MOSCOW, July 10 (Itar-Tass) - The period of colour revolutions is far from being over in the world, State Duma parliamentarians told a news conference at Itar-Tass on Wednesday.

On the one hand revolutions as such are “romanticized, including those in the Anglo-Saxon world,” said Vyacheslav Nikonov, the head of the State Duma education committee and expert in international affairs. “Yes, many our compatriots will not agree that revolutions are a bad thing.”

“On the other hand, colour revolutions should be seen as operations to overthrow regimes that had been repeatedly undertaken,” he said.

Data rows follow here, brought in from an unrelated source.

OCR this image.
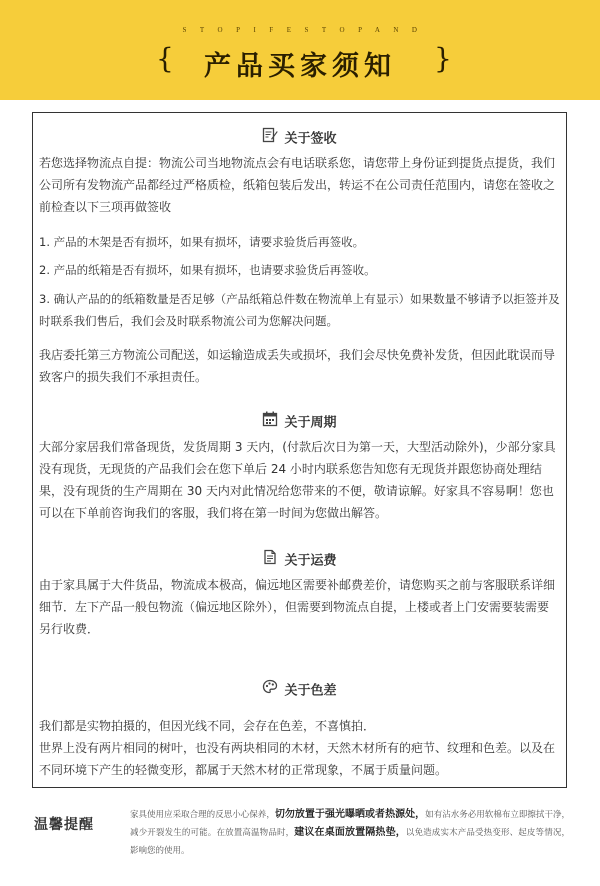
STOPIFESTOPAND
{	产品买家须知	}
关于签收

若您选择物流点自提：物流公司当地物流点会有电话联系您，请您带上身份证到提货点提货，我们公司所有发物流产品都经过严格质检，纸箱包装后发出，转运不在公司责任范围内，请您在签收之前检查以下三项再做签收

1. 产品的木架是否有损坏，如果有损坏，请要求验货后再签收。

2. 产品的纸箱是否有损坏，如果有损坏，也请要求验货后再签收。

3. 确认产品的的纸箱数量是否足够（产品纸箱总件数在物流单上有显示）如果数量不够请予以拒签并及时联系我们售后，我们会及时联系物流公司为您解决问题。

我店委托第三方物流公司配送，如运输造成丢失或损坏，我们会尽快免费补发货，但因此耽误而导致客户的损失我们不承担责任。

关于周期

大部分家居我们常备现货，发货周期 3 天内，(付款后次日为第一天，大型活动除外)，少部分家具没有现货，无现货的产品我们会在您下单后 24 小时内联系您告知您有无现货并跟您协商处理结果，没有现货的生产周期在 30 天内对此情况给您带来的不便，敬请谅解。好家具不容易啊！您也可以在下单前咨询我们的客服，我们将在第一时间为您做出解答。

关于运费

由于家具属于大件货品，物流成本极高，偏远地区需要补邮费差价，请您购买之前与客服联系详细细节．左下产品一般包物流（偏远地区除外），但需要到物流点自提，上楼或者上门安需要装需要另行收费．

关于色差

我们都是实物拍摄的，但因光线不同，会存在色差，不喜慎拍．

世界上没有两片相同的树叶，也没有两块相同的木材，天然木材所有的疤节、纹理和色差。以及在不同环境下产生的轻微变形，都属于天然木材的正常现象，不属于质量问题。

温馨提醒
家具使用应采取合理的反思小心保养，切勿放置于强光曝晒或者热源处，如有沾水务必用软棉布立即擦拭干净，减少开裂发生的可能。在放置高温物品时，建议在桌面放置隔热垫，以免造成实木产品受热变形、起皮等情况，影响您的使用。
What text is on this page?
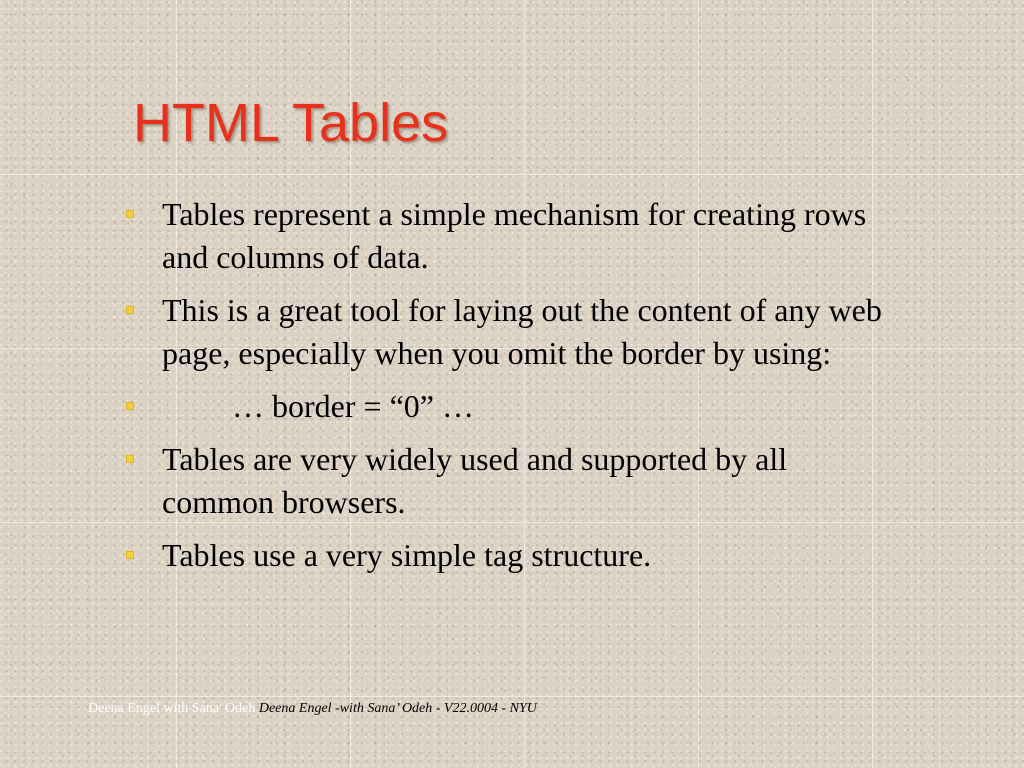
HTML Tables
Tables represent a simple mechanism for creating rows and columns of data.
This is a great tool for laying out the content of any web page, especially when you omit the border by using:
… border = “0” …
Tables are very widely used and supported by all common browsers.
Tables use a very simple tag structure.
Deena Engel with Sana' Odeh Deena Engel -with Sana’ Odeh - V22.0004 - NYU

The parliamentarian recalled that practice of colour revolutions in many respects was introduced by the Communist International or Comintern. Over the past 40 years there had been approximately 60 successful and less successful attempts to overthrow different regimes in the world.

Nikonov noted that of late “many colour revolutions ended not in such a way as their organizers planned, they were spontaneous and contradicted logic.”

Liberal Democratic Party leader Vladimir Zhirinovsky believes that “revolutions as wars will always be, until money exists and money will be always found.”

He said there is only one mastermind of revolutions - “the U.S. dollar and in order to rescue it resentment is dressed in different clothes - racial, religious.”

At the same time Zhirinovsky expressed confidence that the first colour revolution took place in Russia in 1917.